Миша нахмурился, но смолчал.
Саблезубая отстегнула с запястья тускло блеснувшие часики и привычным учительским жестом положила их перед собой — на Лизин пюпитр. Через сорок минут все имели возможность убедиться, что часы эти умеют пищать самым что ни на есть гнусным голосом.
— Ну, Кудрявцева, начинай, — Саблезубая подтолкнула зазевавшуюся Лизу и сунула ей черный футляр.
Деваться было некуда — оркестранты уже щелкали замочками футляров и настраивались.
— А партия? — напомнил, глядя мимо Саблезубой на Лизу, глазастый кларнетист Яша, который жаловался на сквозняки.
— Ой! — Лиза спохватилась и забегала по сцене с пачкой нот в одной руке и с черным футляром в другой. Она лавировала между пюпитрами — шаткие конструкции кренились и звякали, ноты, конечно, норовили с шорохом рассыпаться, музыканты подбирали ноги — и чувствовала себя ещё нелепее, чем обычно.
— Ты футляр-то поставь, — не без сочувствия в голосе прогудела Василиса, когда Лиза добралась до величественного контрабаса и, держа футляр под мышкой, быстро сортировала на коленке ноты, ища Василисину партию.
— Ты скоро, Кудрявцева? — поторапливала Саблезубая, поудобнее усаживаясь в первом ряду.
— Все, все! — запыхавшаяся Лиза вернулась к краю сцены и рывком выхватила скрипку.
— Раз-два-три, начали! — отчеканила Саблезубая, хотя её никто не просил.

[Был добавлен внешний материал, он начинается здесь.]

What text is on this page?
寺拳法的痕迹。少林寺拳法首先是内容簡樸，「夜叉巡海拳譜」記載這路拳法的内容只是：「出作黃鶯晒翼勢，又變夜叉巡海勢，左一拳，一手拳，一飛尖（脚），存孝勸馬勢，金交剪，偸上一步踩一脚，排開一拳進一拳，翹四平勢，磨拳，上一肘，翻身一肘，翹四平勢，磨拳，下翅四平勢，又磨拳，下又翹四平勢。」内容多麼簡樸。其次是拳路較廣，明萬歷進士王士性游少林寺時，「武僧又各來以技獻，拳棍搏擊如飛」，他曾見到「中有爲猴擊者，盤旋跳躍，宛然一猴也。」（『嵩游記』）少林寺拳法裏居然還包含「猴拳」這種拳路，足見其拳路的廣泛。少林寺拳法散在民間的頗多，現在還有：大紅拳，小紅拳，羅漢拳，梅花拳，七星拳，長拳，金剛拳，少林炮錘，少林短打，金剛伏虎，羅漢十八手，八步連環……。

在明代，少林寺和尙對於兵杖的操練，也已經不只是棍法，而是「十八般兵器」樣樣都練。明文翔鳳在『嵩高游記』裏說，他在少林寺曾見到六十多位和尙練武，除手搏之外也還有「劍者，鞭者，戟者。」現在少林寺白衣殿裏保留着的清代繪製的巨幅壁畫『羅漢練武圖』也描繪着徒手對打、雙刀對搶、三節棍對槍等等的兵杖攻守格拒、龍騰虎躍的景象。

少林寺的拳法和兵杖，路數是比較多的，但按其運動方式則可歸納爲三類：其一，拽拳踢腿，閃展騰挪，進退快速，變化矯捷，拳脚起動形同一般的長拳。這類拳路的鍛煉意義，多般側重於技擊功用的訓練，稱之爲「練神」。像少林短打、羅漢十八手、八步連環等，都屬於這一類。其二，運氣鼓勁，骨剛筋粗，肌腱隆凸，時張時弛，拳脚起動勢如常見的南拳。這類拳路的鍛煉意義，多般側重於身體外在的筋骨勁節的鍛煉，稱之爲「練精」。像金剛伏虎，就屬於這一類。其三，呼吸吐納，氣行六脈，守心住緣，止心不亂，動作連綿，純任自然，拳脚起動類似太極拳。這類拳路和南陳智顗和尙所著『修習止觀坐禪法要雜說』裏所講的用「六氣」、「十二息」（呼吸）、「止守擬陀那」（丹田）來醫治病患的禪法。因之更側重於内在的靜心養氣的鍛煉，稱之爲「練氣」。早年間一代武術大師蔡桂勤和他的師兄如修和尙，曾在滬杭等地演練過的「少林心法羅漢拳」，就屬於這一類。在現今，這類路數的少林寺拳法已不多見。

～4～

Лиза опасливо провела смычком по струнам, и побеги плесени на стенах и стеклянном потолке сразу же засветились ярче, и музыканты уже не щурились в ноты. «Ой, а может, это Изморин мне такую ловушку подстраивает? — вскользь подумалось Лизе. — Сначала мне черная скрипка понравится, потом руки к ней прирастут, потом…» Но тут вступил оркестр, и струнные сразу сбились, а духовые зафальшивили, и Лизе пришлось остановиться и начать все с начала, и музыканты глядели на неё косо, и вообще репетировать эту музыку — даже без солирующей виолончели — было все равно что вязнуть в болоте. Дело шло туго, оркестранты играли как будто через силу… нет, словно каждый из них тяжеленный колодезный ворот крутил… и глаза у них делались оловянные. Лизе не раз приходилось бывать на концертах, и она твердо знала, что нормальные музыканты нормальную музыку играют совсем иначе. «И дело тут вовсе не в возрасте и не в том, что репетиция! — обреченно поняла она. — Это музыка такая! И ещё они из-под заклятья никак не выберутся!»
Лиза, как только вступил оркестр, на первых же тактах попыталась под шумок усыпить Саблезубую и Паулину. Бывшая колдунья и гарпия только зевнула с жалобным всхлипом и потерла глаза, а свежеиспеченная гарпия и колдунья Ульяна Сергеевна вообще ничего не заметила. «Разучилась! Я разучилась! — перепугалась Лиза и сбилась. — Или это Изморин меня… отключил? Он ведь может, наверняка может! Но обратно-то он же меня включит!»
Оркестр опять заиграл, и опять вразброд, так что даже Саблезубая, изображавшая, будто кивает в такт, вспорхнула с кресла:
— Дети, дети! — дробно цокая каблуками, она взбежала на сцену и, отодвинув Лизу, замахала руками, видимо, полагая, что дирижирует. — Алина Никитична, не отвлекайте их! Пусть тоже слушают, им полезно!